通りから引っ込んだところに地蔵尊が祀ってあります。「田中地蔵」とは人の名前でなく、「田んぼの中に置かれた地蔵」という意味なのでしょう。
田中地蔵
「田中地藏尊縁起」によると、元文三年(1738年)十月、向井七左ェ門が五穀成就・庶民安楽・子供の延命を祈って、福泉寺寺領の田地に地蔵尊を安置Lたといわれています。その後、寛政二年(1790年)に、奈良岡寺の観音像を模写し、各尊像の台座を新調して、田中地蔵と呼びました。広い境内(敷地一畝、約百平方メートル)に杉一本を植えて村びとたちの 目標としました。毎年七月廿四日を縁日とし、この日には、農民や子どもたちが集まって祭典を行っていました。お堂には、五体の石仏がおさめられています。右手前の石仏が地蔵菩薩坐像、右奥の石仏が如意輪観世音菩薩半跏像、中央奥の石仏が鶏亀地蔵菩薩坐像、左手前の石仏が地蔵菩薩坐像、左奥の石仏が延命地蔵菩薩立像、左手前には享保十年(1725年)につくられた庚申塔、右脇には元文三年(1738年)につくられた石碑が建てられています。
通りから右手に続く坂の途中に雲照寺があります。庚申塔と板碑は案内板のところには見当たりませんので、お寺の中にあるのでしょう。
庚申塔・板碑
江戸時代の民間信仰のひとつに庚申講がありました。初期には六十日ごとに講中(グループ)が集まって念仏を唱え、長寿を祈る行事でしたが、のちにレクリエーションに変わっていったようです。その信仰の対象がこの庚申塔で、青面金剛・天邪鬼・日月・三猿・二鶏その他が彫ってあり、寛文十二年(1672年)の銘が刻まれている立派なものです。板碑は、鎌倉時代頃から作られはじめた卒塔婆の一種です。うすく割った石の頭部を三角形に作り、上部に二本の横線を刻み、その下に阿弥陀の梵字を彫ってあります。造立年代は不明すが、本区の中世史研究に欠くことのできない大切な資料です。

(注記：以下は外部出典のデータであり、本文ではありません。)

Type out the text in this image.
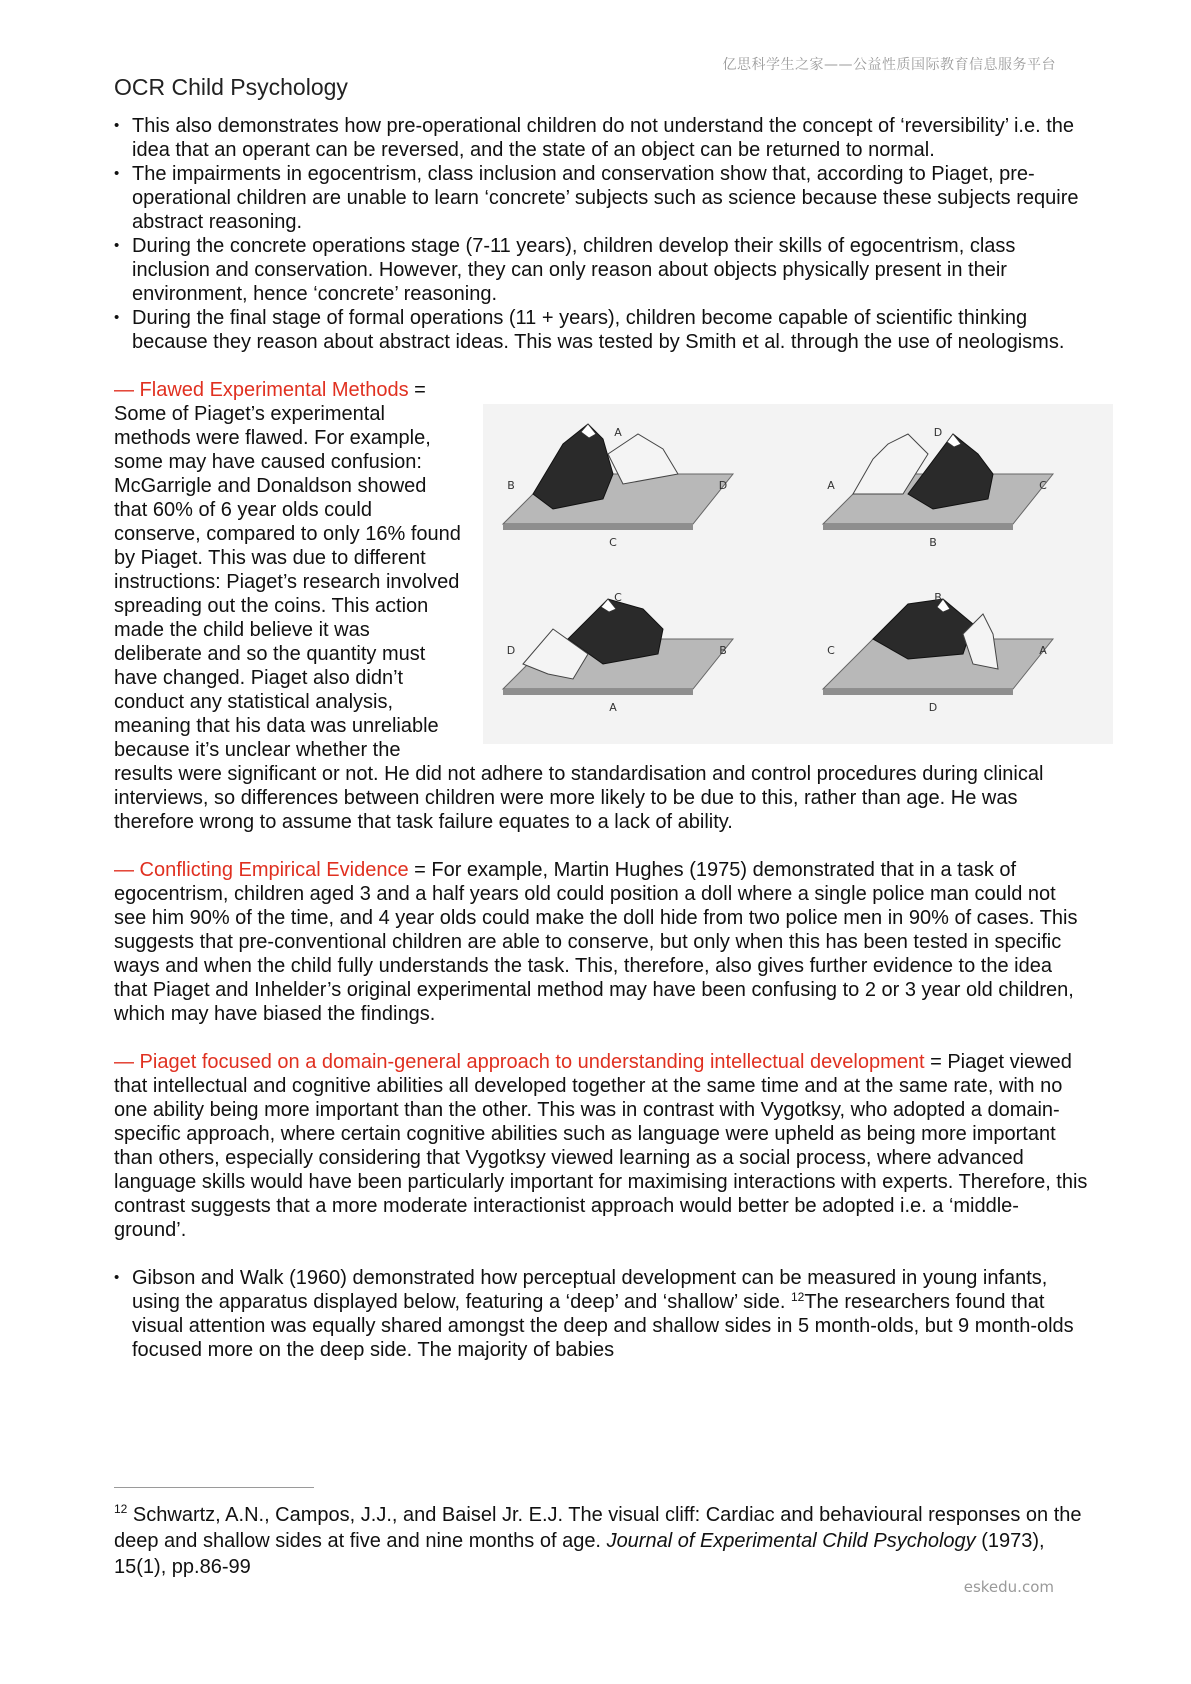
亿思科学生之家——公益性质国际教育信息服务平台
OCR Child Psychology
• This also demonstrates how pre-operational children do not understand the concept of ‘reversibility’ i.e. the idea that an operant can be reversed, and the state of an object can be returned to normal.
• The impairments in egocentrism, class inclusion and conservation show that, according to Piaget, pre-operational children are unable to learn ‘concrete’ subjects such as science because these subjects require abstract reasoning.
• During the concrete operations stage (7-11 years), children develop their skills of egocentrism, class inclusion and conservation. However, they can only reason about objects physically present in their environment, hence ‘concrete’ reasoning.
• During the final stage of formal operations (11 + years), children become capable of scientific thinking because they reason about abstract ideas. This was tested by Smith et al. through the use of neologisms.

A
B	D
C
D
A	C
B
C
D	B
A
B
C	A
D
— Flawed Experimental Methods =
Some of Piaget’s experimental methods were flawed. For example, some may have caused confusion: McGarrigle and Donaldson showed that 60% of 6 year olds could conserve, compared to only 16% found by Piaget. This was due to different instructions: Piaget’s research involved spreading out the coins. This action made the child believe it was deliberate and so the quantity must have changed. Piaget also didn’t conduct any statistical analysis, meaning that his data was unreliable because it’s unclear whether the results were significant or not. He did not adhere to standardisation and control procedures during clinical interviews, so differences between children were more likely to be due to this, rather than age. He was therefore wrong to assume that task failure equates to a lack of ability.

— Conflicting Empirical Evidence = For example, Martin Hughes (1975) demonstrated that in a task of egocentrism, children aged 3 and a half years old could position a doll where a single police man could not see him 90% of the time, and 4 year olds could make the doll hide from two police men in 90% of cases. This suggests that pre-conventional children are able to conserve, but only when this has been tested in specific ways and when the child fully understands the task. This, therefore, also gives further evidence to the idea that Piaget and Inhelder’s original experimental method may have been confusing to 2 or 3 year old children, which may have biased the findings.

— Piaget focused on a domain-general approach to understanding intellectual development = Piaget viewed that intellectual and cognitive abilities all developed together at the same time and at the same rate, with no one ability being more important than the other. This was in contrast with Vygotksy, who adopted a domain-specific approach, where certain cognitive abilities such as language were upheld as being more important than others, especially considering that Vygotksy viewed learning as a social process, where advanced language skills would have been particularly important for maximising interactions with experts. Therefore, this contrast suggests that a more moderate interactionist approach would better be adopted i.e. a ‘middle-ground’.

• Gibson and Walk (1960) demonstrated how perceptual development can be measured in young infants, using the apparatus displayed below, featuring a ‘deep’ and ‘shallow’ side. $^{12}$The researchers found that visual attention was equally shared amongst the deep and shallow sides in 5 month-olds, but 9 month-olds focused more on the deep side. The majority of babies
$^{12}$ Schwartz, A.N., Campos, J.J., and Baisel Jr. E.J. The visual cliff: Cardiac and behavioural responses on the deep and shallow sides at five and nine months of age. Journal of Experimental Child Psychology (1973), 15(1), pp.86-99
eskedu.com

ゴールの代々木上原駅に着きました。スタート地点は南口でしたが、ゴール地点は北口になります。こちらも北口@と北口Aのふたつの出入口があります。恐らく、北口Aがコースで設定されたゴールなのでしょう。私は最後の区間のルートを間違えたようで、北口@の方に着いてしまいましたが。
ということで初台&西原コースを歩き終えました。今では見ることは出来ないと思っていた宇田川の支流跡を辿れたのは幸運でした。都心のレアな川として「東京の河川を歩く」にも含めたかったですね。